Langfristig, das ist klar, brauchen wir zur Verhinderung und Bewältigung von Konflikten wie diesem eine wirksame afrikanische Sicherheitsarchitektur unter dem Dach der AU. Sie wissen, dass Deutschland den Aufbau der dafür notwendigen Strukturen aktiv unterstützt und dass wir uns dafür als Vorsitz auch innerhalb der G8 und der EU eingesetzt haben.

Das Thema Sicherheitszusammenarbeit gehört – wie Klimaschutz – im übrigen zu den strategischen Fragen, um derentwillen wir uns als Präsidentschaft in der EU dafür stark gemacht haben, dass es nach 7 Jahren endlich wieder zu einem gemeinsamen Gipfeltreffen mit der AU kommt. Ich erhoffe mir von der nun für Dezember in Lissabon anstehenden Zusammenkunft substantielle Ergebnisse.
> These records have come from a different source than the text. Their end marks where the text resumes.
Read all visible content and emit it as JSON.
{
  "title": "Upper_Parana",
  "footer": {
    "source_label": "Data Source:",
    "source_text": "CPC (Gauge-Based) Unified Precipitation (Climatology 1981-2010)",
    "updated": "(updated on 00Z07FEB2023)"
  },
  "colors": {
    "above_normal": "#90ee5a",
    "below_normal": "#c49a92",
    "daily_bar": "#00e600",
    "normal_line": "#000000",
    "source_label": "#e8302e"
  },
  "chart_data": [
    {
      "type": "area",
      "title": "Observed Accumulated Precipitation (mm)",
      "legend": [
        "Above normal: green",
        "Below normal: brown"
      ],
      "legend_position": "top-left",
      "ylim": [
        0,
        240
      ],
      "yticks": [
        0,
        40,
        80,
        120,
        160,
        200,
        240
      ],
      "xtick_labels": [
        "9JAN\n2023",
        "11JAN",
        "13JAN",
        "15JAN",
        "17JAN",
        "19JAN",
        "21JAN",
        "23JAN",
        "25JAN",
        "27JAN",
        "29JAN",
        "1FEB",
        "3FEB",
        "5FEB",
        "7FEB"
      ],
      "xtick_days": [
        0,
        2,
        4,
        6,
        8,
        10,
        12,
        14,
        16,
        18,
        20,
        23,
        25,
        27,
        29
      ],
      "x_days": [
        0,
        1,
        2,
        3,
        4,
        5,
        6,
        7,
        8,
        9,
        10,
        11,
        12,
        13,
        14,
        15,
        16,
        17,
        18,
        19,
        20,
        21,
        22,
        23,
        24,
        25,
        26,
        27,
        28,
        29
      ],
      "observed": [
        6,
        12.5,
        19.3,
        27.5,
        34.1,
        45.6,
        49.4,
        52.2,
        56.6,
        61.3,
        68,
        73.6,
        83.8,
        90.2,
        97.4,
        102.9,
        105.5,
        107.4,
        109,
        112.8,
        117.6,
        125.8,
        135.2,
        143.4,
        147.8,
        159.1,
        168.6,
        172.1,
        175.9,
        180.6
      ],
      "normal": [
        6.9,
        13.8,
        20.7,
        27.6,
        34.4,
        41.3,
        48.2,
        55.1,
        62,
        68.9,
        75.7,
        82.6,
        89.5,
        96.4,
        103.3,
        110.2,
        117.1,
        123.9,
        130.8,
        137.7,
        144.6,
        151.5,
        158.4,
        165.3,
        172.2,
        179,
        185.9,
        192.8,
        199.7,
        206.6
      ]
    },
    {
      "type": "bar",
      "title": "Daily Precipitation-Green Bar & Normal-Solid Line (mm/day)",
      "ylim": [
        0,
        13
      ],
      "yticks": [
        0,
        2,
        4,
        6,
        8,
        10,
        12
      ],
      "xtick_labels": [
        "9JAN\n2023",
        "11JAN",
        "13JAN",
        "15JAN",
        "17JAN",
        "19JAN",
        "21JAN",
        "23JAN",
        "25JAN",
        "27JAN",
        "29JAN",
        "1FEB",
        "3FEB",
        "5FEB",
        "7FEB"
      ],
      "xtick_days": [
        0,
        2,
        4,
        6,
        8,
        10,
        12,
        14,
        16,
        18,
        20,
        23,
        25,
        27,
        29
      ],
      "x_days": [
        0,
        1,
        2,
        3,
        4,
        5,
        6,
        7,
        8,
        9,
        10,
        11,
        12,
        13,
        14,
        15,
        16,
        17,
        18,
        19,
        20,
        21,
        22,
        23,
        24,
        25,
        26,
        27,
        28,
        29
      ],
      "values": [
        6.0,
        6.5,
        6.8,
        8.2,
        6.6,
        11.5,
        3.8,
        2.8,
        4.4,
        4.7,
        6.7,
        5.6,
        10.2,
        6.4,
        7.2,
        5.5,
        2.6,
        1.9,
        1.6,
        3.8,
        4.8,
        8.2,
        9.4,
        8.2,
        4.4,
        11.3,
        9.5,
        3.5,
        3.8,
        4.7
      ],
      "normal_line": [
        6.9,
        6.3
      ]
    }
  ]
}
Die Vereinten Nationen sind die oberste Instanz in Sachen Frieden und Sicherheit. Wir müssen sicherstellen, dass sie ihre Aufgaben erfüllen können. Hierzu gehört auch ein neuer reformierter Sicherheitsrat, der transparenter, aber vor allem auch repräsentativer ist. Wir hoffen, dass wir zu diesem Thema in der 62. Generalversammlung den Rahmen für einen Verhandlungsprozess abstecken können. Auch zu diesem Thema sollten wir in engem Kontakt bleiben.

Lassen Sie mich in aller Kürze einen zweiten Bereich ansprechen, der unsere gemeinsame Aufmerksamkeit verdient: Bildung und Kultur. Im Kiswahili sagt man – Frau Migiro – korrigieren Sie mich bitte: "Jambo usilolijua ni kama usiku wa giza." – Ignoranz ist wie eine dunkle Nacht. – Ähnliche Sprichwörter gibt es, da bin ich mir sicher, in vielen anderen afrikanischen Sprachen.

Und es stimmt: Globalisierung ist zu einem großen Teil ein Wettbewerb der Köpfe. Bildung und Ausbildung, aber auch ein gegenseitiges Verständnis, das über kulturelle und religiöse Grenzen hinweg trägt: das ist das Handwerkszeug, das die Menschen heute brauchen – in Afrika wie in Europa. Deshalb wollen wir noch mehr tun, um die Schulbildung in Afrika zu fördern, deshalb brauchen wir mehr Stipendien auch für die weiterführende Ausbildung. Fortschritt und Entwicklung sind nur möglich, wenn wir in die Köpfe investieren! Deshalb wollen wir auch das Netz unserer Auslandsschulen und Kulturinstitute wieder enger knüpfen.

Meine Damen und Herren,
soweit zur Einleitung von meiner Seite. Ich freue mich, dass Sie hier sind, und ich freue mich auf unser Gespräch.